Locally linear embedding (LLE) seeks a lower-dimensional projection of the data which preserves distances within local neighborhoods. It can be thought of as a series of local Principal Component Analyses which are globally compared to find the best non-linear embedding.
- Using the locally_linear_embedding class, ‘unroll’ the Swiss roll both in \(1\) and \(2\) dimensions.
import numpy as np
from sklearn.datasets import make_swiss_roll
from mpl_toolkits.mplot3d import Axes3D
import matplotlib.pyplot as plt
from sklearn.manifold import locally_linear_embedding
X, color = make_swiss_roll(n_samples=800, random_state=123)

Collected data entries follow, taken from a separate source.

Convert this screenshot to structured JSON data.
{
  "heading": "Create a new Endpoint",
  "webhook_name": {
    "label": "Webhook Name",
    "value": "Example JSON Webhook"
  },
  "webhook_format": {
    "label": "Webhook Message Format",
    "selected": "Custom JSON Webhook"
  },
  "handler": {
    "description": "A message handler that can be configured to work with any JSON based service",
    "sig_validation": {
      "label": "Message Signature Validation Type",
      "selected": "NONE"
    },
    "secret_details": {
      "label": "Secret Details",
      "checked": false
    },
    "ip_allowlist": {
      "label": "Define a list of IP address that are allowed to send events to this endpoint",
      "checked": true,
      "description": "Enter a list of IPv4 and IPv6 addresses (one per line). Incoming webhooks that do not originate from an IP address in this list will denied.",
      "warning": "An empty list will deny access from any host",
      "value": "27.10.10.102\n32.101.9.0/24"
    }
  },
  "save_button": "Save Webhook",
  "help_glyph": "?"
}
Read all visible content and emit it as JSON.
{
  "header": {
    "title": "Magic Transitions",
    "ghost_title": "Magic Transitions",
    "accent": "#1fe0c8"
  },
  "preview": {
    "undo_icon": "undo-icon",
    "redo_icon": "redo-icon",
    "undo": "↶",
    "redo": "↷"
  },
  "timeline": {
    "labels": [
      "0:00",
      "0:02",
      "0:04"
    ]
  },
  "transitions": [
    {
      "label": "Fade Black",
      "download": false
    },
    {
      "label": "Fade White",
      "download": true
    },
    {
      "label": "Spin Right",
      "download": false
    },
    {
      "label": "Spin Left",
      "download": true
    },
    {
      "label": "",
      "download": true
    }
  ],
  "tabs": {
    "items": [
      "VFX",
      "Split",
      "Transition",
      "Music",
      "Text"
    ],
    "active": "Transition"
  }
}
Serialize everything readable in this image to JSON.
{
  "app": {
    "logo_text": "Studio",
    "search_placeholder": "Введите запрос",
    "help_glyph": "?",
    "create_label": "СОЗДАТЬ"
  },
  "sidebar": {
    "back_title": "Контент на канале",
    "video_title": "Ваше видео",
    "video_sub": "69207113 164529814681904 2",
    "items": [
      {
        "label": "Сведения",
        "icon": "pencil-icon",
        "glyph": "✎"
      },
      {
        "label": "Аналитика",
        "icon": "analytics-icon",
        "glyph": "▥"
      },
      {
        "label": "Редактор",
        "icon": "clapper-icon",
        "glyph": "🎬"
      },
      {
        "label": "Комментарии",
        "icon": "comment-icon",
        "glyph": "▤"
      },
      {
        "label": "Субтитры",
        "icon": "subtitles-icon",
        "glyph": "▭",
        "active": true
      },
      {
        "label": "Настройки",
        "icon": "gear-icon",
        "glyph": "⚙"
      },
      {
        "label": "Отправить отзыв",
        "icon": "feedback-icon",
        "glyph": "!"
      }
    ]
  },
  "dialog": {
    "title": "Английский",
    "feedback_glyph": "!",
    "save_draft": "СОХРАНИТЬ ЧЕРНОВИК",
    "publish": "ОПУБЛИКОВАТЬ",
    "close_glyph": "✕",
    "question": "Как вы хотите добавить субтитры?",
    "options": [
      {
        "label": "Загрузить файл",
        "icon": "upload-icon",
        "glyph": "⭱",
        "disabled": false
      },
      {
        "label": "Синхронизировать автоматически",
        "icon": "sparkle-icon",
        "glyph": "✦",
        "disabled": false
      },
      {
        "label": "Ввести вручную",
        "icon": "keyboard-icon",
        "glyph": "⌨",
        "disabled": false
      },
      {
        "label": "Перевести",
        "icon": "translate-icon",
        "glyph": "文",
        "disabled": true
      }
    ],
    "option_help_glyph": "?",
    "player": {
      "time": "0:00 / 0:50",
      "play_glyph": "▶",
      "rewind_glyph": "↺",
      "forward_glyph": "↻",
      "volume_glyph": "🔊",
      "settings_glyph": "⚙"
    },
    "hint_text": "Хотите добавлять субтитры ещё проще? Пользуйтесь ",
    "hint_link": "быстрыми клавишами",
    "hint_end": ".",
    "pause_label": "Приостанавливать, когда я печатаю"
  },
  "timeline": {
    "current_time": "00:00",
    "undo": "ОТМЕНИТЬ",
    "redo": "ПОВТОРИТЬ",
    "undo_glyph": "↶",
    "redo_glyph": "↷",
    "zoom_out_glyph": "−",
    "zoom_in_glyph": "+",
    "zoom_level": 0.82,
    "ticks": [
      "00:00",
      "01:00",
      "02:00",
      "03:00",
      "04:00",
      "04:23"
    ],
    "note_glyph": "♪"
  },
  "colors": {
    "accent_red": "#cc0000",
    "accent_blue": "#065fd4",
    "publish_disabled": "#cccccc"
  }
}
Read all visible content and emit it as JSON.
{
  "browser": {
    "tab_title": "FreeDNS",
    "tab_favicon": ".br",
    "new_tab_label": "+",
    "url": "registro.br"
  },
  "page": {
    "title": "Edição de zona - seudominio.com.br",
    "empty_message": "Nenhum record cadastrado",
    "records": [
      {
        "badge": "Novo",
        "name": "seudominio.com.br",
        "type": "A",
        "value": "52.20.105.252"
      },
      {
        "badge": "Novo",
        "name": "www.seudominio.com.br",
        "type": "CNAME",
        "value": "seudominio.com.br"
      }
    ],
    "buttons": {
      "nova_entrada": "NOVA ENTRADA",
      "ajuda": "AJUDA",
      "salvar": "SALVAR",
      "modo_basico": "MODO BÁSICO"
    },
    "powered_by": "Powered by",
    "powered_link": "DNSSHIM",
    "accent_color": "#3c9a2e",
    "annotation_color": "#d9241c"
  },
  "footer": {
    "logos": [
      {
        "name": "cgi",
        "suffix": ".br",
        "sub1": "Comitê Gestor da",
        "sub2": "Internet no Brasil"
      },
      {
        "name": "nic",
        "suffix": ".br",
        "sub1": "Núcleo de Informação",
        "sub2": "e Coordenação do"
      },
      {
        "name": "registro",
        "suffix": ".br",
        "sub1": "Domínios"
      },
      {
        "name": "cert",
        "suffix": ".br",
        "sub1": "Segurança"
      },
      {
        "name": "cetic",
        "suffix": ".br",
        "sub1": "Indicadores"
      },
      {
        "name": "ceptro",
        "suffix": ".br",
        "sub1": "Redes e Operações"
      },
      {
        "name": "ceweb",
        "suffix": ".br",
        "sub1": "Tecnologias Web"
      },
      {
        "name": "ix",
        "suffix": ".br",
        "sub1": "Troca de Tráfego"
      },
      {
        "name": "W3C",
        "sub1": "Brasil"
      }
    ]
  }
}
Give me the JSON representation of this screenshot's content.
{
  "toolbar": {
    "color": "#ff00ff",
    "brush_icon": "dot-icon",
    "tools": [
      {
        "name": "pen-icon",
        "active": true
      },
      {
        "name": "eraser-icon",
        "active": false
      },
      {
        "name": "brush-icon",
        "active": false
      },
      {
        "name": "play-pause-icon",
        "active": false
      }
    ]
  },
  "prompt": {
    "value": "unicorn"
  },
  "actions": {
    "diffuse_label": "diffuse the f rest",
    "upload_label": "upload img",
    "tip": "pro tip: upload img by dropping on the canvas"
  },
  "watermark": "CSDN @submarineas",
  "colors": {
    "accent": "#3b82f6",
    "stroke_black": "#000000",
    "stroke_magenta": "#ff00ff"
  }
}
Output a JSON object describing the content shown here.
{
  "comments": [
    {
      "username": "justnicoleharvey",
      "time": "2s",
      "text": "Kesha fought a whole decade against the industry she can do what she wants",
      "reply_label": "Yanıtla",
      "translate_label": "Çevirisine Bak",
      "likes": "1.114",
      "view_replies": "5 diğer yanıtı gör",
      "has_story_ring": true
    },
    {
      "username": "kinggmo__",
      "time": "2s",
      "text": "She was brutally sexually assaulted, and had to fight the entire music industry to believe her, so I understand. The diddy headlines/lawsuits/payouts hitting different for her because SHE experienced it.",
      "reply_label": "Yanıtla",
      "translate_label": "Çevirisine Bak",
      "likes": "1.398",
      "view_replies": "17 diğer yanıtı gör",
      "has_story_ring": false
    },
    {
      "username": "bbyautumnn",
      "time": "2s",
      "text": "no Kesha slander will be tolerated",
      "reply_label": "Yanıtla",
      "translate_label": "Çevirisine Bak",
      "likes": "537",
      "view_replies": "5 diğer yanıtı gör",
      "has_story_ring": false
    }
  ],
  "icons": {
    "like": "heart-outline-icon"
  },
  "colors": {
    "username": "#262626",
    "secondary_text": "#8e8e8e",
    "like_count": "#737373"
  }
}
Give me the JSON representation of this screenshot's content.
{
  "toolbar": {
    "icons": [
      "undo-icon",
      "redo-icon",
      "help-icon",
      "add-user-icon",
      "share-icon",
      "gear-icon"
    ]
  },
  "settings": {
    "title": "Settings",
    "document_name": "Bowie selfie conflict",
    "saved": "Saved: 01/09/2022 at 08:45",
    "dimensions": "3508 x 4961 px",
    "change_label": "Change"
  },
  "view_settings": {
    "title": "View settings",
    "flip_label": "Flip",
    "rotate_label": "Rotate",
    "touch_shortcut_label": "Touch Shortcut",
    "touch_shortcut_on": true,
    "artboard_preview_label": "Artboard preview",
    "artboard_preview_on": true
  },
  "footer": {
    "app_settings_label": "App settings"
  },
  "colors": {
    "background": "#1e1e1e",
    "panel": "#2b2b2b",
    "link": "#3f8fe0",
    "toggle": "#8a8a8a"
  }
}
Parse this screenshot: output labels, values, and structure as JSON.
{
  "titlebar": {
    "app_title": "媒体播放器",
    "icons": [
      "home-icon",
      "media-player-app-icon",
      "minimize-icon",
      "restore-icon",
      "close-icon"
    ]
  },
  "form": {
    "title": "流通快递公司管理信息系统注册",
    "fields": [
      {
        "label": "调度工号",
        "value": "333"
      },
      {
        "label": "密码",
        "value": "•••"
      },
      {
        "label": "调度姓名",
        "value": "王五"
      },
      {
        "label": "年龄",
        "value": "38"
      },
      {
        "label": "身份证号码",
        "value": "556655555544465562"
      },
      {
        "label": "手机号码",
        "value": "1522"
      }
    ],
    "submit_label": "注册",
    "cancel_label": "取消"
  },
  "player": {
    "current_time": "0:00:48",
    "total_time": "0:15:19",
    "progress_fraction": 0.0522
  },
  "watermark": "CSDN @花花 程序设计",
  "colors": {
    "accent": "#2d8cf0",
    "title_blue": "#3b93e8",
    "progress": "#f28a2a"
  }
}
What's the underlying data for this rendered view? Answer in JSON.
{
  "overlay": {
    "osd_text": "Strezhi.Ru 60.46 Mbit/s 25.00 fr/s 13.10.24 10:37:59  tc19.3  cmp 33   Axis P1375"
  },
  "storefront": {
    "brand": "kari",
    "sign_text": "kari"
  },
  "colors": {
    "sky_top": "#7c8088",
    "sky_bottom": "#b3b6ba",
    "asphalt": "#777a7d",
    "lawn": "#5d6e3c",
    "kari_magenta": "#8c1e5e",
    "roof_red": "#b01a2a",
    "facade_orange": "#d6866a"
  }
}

# lle with n_components = 1
X_lle, err = locally_linear_embedding(X, n_neighbors=12, n_components=1)
plt.figure(figsize=(8,6))
plt.scatter(X_lle, np.zeros((800,1)), c=color, cmap=plt.cm.rainbow)
plt.title('First principal component after Locally Linear Embedding')
plt.show()
# lle with n_components = 2
X_lle, err = locally_linear_embedding(X, n_neighbors=12, n_components=2)
plt.figure(figsize=(8,6))
plt.scatter(X_lle[:,0], X_lle[:,1], c=color, cmap=plt.cm.rainbow)
plt.title('First 2 principal component after Locally Linear Embedding')
plt.show()